Patient Satisfaction
Patients rarely, if ever, enter healthcare facilities with zero expectations. Patient satisfaction compares what occurred to the patient’s expectations to assess how happy they feel about their care. Patient satisfaction is more subjective than patient experience because all patient’s expectations differ. Therefore, two people receiving identical care can post two very different patient satisfaction scores.
Efforts to improve patient satisfaction and patient experience work best in tandem.
A patient experience question might ask: Did you have access to your medical records?
The optimal patient experience dictates people should have access to their health data. If answers are negative, a process problem is present and the healthcare staff must identify why and how to fix the issue.
A patient satisfaction question on the same topic might ask: How would you rate the ease of accessing your medical records?

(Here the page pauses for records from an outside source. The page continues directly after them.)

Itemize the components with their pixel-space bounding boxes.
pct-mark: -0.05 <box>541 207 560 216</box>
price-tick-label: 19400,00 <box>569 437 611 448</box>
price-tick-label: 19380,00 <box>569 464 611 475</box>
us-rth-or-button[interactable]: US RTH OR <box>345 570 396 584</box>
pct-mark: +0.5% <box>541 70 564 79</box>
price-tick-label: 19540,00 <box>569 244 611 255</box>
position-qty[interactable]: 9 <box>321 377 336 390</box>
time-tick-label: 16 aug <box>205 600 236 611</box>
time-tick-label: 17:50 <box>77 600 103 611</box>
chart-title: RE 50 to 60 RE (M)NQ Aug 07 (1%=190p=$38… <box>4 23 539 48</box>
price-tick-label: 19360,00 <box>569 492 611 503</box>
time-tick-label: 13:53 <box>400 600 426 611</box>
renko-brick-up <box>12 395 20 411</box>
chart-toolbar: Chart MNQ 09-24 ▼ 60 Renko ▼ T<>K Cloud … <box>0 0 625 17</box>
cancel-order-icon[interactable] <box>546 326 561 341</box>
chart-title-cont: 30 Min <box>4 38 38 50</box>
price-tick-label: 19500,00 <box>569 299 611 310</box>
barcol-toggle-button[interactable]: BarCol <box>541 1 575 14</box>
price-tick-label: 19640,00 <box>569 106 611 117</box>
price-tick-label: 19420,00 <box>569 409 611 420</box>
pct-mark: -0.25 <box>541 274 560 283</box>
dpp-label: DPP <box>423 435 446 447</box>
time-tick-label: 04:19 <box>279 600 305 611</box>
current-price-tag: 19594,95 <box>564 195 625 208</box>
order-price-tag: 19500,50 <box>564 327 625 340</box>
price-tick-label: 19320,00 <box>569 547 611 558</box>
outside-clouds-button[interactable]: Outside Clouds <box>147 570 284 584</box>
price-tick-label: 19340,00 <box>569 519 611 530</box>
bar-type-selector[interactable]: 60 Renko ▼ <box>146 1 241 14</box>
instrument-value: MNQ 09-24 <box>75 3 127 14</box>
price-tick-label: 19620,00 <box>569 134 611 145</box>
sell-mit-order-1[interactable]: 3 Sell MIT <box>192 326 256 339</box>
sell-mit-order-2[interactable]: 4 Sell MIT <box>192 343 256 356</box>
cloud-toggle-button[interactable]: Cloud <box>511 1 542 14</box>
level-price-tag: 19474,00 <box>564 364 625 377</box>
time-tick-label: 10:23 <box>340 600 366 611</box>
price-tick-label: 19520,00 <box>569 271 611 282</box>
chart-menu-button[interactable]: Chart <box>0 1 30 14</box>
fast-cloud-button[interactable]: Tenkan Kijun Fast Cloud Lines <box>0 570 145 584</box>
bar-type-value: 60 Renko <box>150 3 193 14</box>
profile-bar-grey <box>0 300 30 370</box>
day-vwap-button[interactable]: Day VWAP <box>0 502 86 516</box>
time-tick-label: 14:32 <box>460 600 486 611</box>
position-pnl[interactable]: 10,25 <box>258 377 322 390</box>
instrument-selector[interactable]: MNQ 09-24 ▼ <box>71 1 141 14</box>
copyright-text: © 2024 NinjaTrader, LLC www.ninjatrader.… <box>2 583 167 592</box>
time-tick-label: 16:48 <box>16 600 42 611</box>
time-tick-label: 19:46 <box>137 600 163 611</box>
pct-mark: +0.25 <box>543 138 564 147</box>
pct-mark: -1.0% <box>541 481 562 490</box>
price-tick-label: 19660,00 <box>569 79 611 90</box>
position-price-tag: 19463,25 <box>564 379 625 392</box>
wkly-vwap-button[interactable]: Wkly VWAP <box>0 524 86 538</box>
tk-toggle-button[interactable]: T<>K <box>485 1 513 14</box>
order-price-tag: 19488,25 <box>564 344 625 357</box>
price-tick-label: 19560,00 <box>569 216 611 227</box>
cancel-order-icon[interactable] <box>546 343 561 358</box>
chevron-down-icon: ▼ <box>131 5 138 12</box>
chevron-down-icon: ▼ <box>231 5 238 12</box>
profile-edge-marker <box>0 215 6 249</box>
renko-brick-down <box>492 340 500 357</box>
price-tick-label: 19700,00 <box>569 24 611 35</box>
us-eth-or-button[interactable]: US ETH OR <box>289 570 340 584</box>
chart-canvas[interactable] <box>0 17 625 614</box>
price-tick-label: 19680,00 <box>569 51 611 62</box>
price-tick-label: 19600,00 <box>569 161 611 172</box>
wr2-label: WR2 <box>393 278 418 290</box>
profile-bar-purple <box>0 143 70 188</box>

This query generates subjective responses informed by each patient’s expectations. Aggregating it may find actionable information such as older generations have more difficulty accessing online health records.

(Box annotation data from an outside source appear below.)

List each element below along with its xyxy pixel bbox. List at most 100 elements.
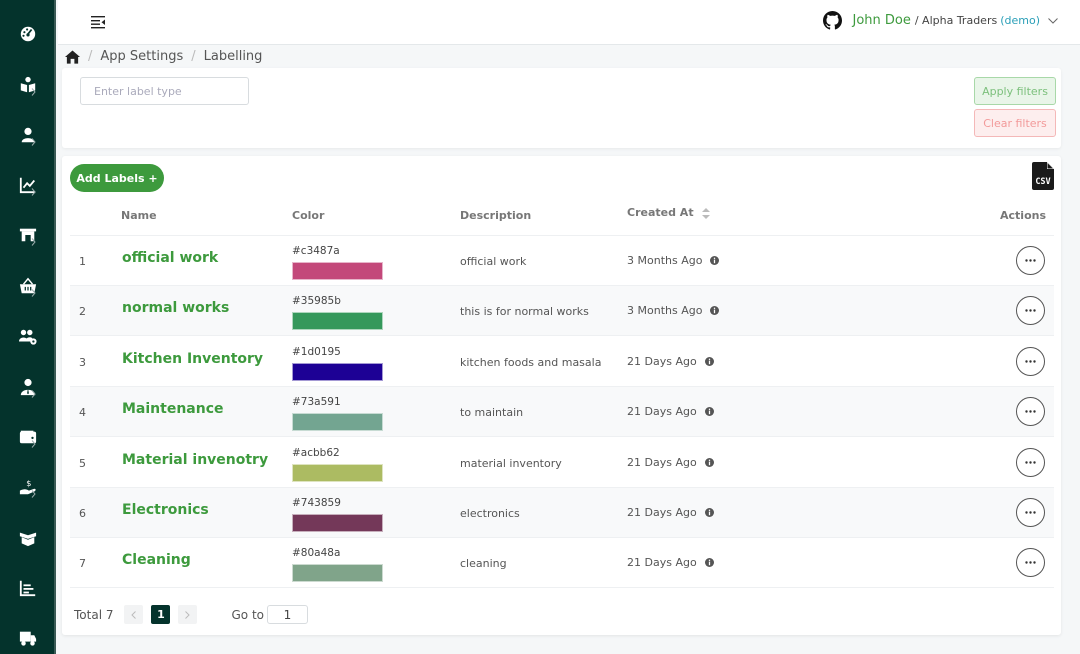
created-at-cell: 3 Months Ago bbox=[627, 254, 720, 267]
color-swatch bbox=[292, 312, 383, 331]
demo-tag: (demo) bbox=[1000, 14, 1040, 27]
chevron-right-icon bbox=[31, 81, 36, 96]
dashboard-gauge-icon bbox=[20, 26, 36, 42]
column-header-actions: Actions bbox=[1000, 209, 1046, 222]
sidebar-item-inventory[interactable] bbox=[0, 523, 56, 553]
table-row: 1 official work #c3487a official work 3 Mont… bbox=[70, 236, 1054, 286]
table-row: 7 Cleaning #80a48a cleaning 21 Days Ago bbox=[70, 538, 1054, 589]
table-row: 4 Maintenance #73a591 to maintain 21 Days Ag… bbox=[70, 387, 1054, 438]
label-description: this is for normal works bbox=[460, 305, 589, 319]
color-hex: #80a48a bbox=[292, 547, 341, 560]
chevron-right-icon bbox=[31, 433, 36, 448]
label-type-input[interactable] bbox=[80, 77, 249, 105]
sidebar-item-wallet[interactable] bbox=[0, 422, 56, 452]
info-icon[interactable] bbox=[710, 306, 720, 316]
chevron-right-icon bbox=[31, 181, 36, 196]
row-index: 3 bbox=[79, 355, 86, 369]
next-page-button[interactable] bbox=[178, 605, 198, 624]
user-name: John Doe bbox=[852, 13, 911, 28]
label-name-link[interactable]: Cleaning bbox=[122, 552, 191, 568]
more-horizontal-icon bbox=[1025, 360, 1036, 363]
row-actions-button[interactable] bbox=[1016, 498, 1045, 527]
apply-filters-button[interactable]: Apply filters bbox=[974, 77, 1056, 105]
home-icon[interactable] bbox=[65, 49, 80, 64]
more-horizontal-icon bbox=[1025, 511, 1036, 514]
prev-page-button[interactable] bbox=[124, 605, 144, 624]
label-description: to maintain bbox=[460, 406, 524, 420]
clear-filters-button[interactable]: Clear filters bbox=[974, 109, 1056, 137]
sidebar-item-payments[interactable]: $ bbox=[0, 472, 56, 502]
row-actions-button[interactable] bbox=[1016, 397, 1045, 427]
row-index: 6 bbox=[79, 507, 86, 520]
row-actions-button[interactable] bbox=[1016, 548, 1045, 578]
chevron-right-icon bbox=[185, 610, 191, 619]
info-icon[interactable] bbox=[710, 256, 720, 265]
info-icon[interactable] bbox=[704, 558, 714, 568]
label-name-link[interactable]: Electronics bbox=[122, 502, 209, 518]
row-actions-button[interactable] bbox=[1016, 447, 1045, 477]
info-icon[interactable] bbox=[704, 407, 714, 417]
label-description: electronics bbox=[460, 507, 520, 520]
page-button-current[interactable]: 1 bbox=[151, 605, 171, 624]
info-icon[interactable] bbox=[704, 457, 714, 467]
csv-export-icon[interactable]: CSV bbox=[1032, 162, 1054, 190]
chevron-right-icon bbox=[31, 483, 36, 498]
sidebar-item-dashboard[interactable] bbox=[0, 19, 56, 49]
row-actions-button[interactable] bbox=[1016, 346, 1045, 376]
info-icon[interactable] bbox=[704, 508, 714, 517]
chevron-right-icon bbox=[31, 383, 36, 398]
sidebar-item-store[interactable] bbox=[0, 220, 56, 250]
sidebar-item-purchases[interactable] bbox=[0, 271, 56, 301]
created-at-cell: 21 Days Ago bbox=[627, 556, 714, 569]
created-at-value: 3 Months Ago bbox=[627, 304, 703, 318]
filter-panel: Apply filters Clear filters bbox=[62, 68, 1061, 148]
sort-icon[interactable] bbox=[702, 207, 711, 219]
row-actions-button[interactable] bbox=[1016, 246, 1045, 275]
row-index: 4 bbox=[79, 406, 86, 420]
created-at-cell: 21 Days Ago bbox=[627, 456, 714, 469]
row-index: 5 bbox=[79, 456, 86, 470]
row-actions-button[interactable] bbox=[1016, 296, 1045, 326]
github-icon bbox=[823, 11, 843, 30]
truck-icon bbox=[19, 631, 37, 646]
menu-toggle-button[interactable] bbox=[90, 14, 106, 30]
created-at-value: 21 Days Ago bbox=[627, 455, 697, 469]
breadcrumb-separator: / bbox=[191, 49, 196, 64]
label-name-link[interactable]: Material invenotry bbox=[122, 452, 268, 468]
chevron-down-icon bbox=[1048, 17, 1058, 24]
table-row: 5 Material invenotry #acbb62 material inven… bbox=[70, 438, 1054, 488]
pagination: Total 7 1 Go to bbox=[74, 605, 308, 624]
breadcrumb-separator: / bbox=[88, 49, 93, 64]
add-labels-button[interactable]: Add Labels + bbox=[70, 164, 164, 192]
sidebar-item-teams[interactable] bbox=[0, 322, 56, 352]
breadcrumb-app-settings[interactable]: App Settings bbox=[100, 49, 183, 64]
user-menu[interactable]: John Doe / Alpha Traders (demo) bbox=[823, 11, 1058, 30]
row-index: 1 bbox=[79, 255, 86, 268]
sidebar-item-employees[interactable] bbox=[0, 372, 56, 402]
created-at-cell: 3 Months Ago bbox=[627, 304, 720, 318]
label-description: kitchen foods and masala bbox=[460, 355, 602, 369]
users-cog-icon bbox=[19, 329, 37, 345]
sidebar-item-delivery[interactable] bbox=[0, 623, 56, 653]
goto-page-input[interactable] bbox=[267, 605, 308, 624]
sidebar-item-reader[interactable] bbox=[0, 70, 56, 100]
label-name-link[interactable]: official work bbox=[122, 250, 218, 266]
csv-label: CSV bbox=[1035, 177, 1050, 187]
column-header-description: Description bbox=[460, 209, 532, 222]
info-icon[interactable] bbox=[704, 356, 714, 366]
table-row: 2 normal works #35985b this is for normal w… bbox=[70, 286, 1054, 337]
label-description: official work bbox=[460, 255, 527, 268]
label-name-link[interactable]: Maintenance bbox=[122, 401, 224, 417]
label-name-link[interactable]: Kitchen Inventory bbox=[122, 351, 263, 367]
label-description: cleaning bbox=[460, 557, 507, 571]
column-header-created-at[interactable]: Created At bbox=[627, 206, 711, 219]
more-horizontal-icon bbox=[1025, 309, 1036, 313]
row-index: 2 bbox=[79, 305, 86, 319]
top-bar: John Doe / Alpha Traders (demo) bbox=[58, 0, 1080, 45]
sidebar-item-analytics[interactable] bbox=[0, 573, 56, 603]
sidebar-item-users[interactable] bbox=[0, 120, 56, 150]
sidebar-item-reports[interactable] bbox=[0, 170, 56, 200]
label-name-link[interactable]: normal works bbox=[122, 300, 229, 316]
created-at-value: 21 Days Ago bbox=[627, 506, 697, 519]
color-hex: #743859 bbox=[292, 497, 341, 509]
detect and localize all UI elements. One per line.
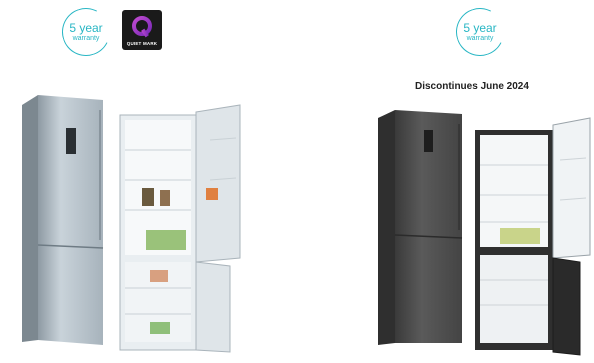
silver-fridge-closed [22, 95, 104, 345]
display-panel [424, 130, 433, 152]
silver-fridge-open [119, 104, 241, 353]
product-images [22, 95, 591, 356]
dark-fridge-open [475, 117, 591, 356]
display-panel [66, 128, 76, 154]
dark-fridge-closed [378, 110, 463, 345]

Because of its objectivity based on a standard of care, patient experience is the more reliable measure. However, patient satisfaction is helpful in identifying issues that can improve that standard of care to create a more positive patient experience.
Why Patient Experience Matters
Patient experience and performance go hand in hand. Research shows patient experience quality improvement efforts lead to better clinical outcomes and healthcare system financial performance.
Clinical Benefits
- Patient experience positively correlates to improved care processes for disease prevention and management. One healthcare research study found diabetic patients showed greater self-management skills and quality of life when reporting positive provider interactions.
- Strong communication from healthcare providers connects to improved patient compliance with medical advice and treatment plans, especially in cases of chronic conditions.
- Better care experiences improve health outcomes. One study found patients hospitalized for a heart attack had better health results one year later when citing a positive care experience.
- Hospitals improving the patient experience report better patient safety records, technical quality, length of stay, and readmission rates.
Business Benefits
- The better patient experience gets within a healthcare system, the lower the risk of medical malpractice. A study found the likelihood of a provider being named in a malpractice suit goes up by 21.7% for each drop in patient-reported scores on a five-point scale.
- A focus on patient experience improves employee satisfaction, engagement, and attrition. The improved work processes and systems empower physicians and staff to provide better care, which is core to their personal sense of purpose.
- Patient loyalty relies on caring connections. Healthcare research found patients reporting the poorest-quality relationships were three times more likely to switch physician practices than those with high-quality relationships.
- According to a Press Ganey research study, every five-point increase in a hospital’s patient experience rating is associated with a 1% increase in profit margin.
Patients increasingly are pressuring systems to put the “care” back in healthcare. Leading healthcare providers see patient experience as a strategy for improving peoples’ well-being, healthcare quality, and profitability. Evaluating patient experience and focusing on continuous improvement helps everyone live better.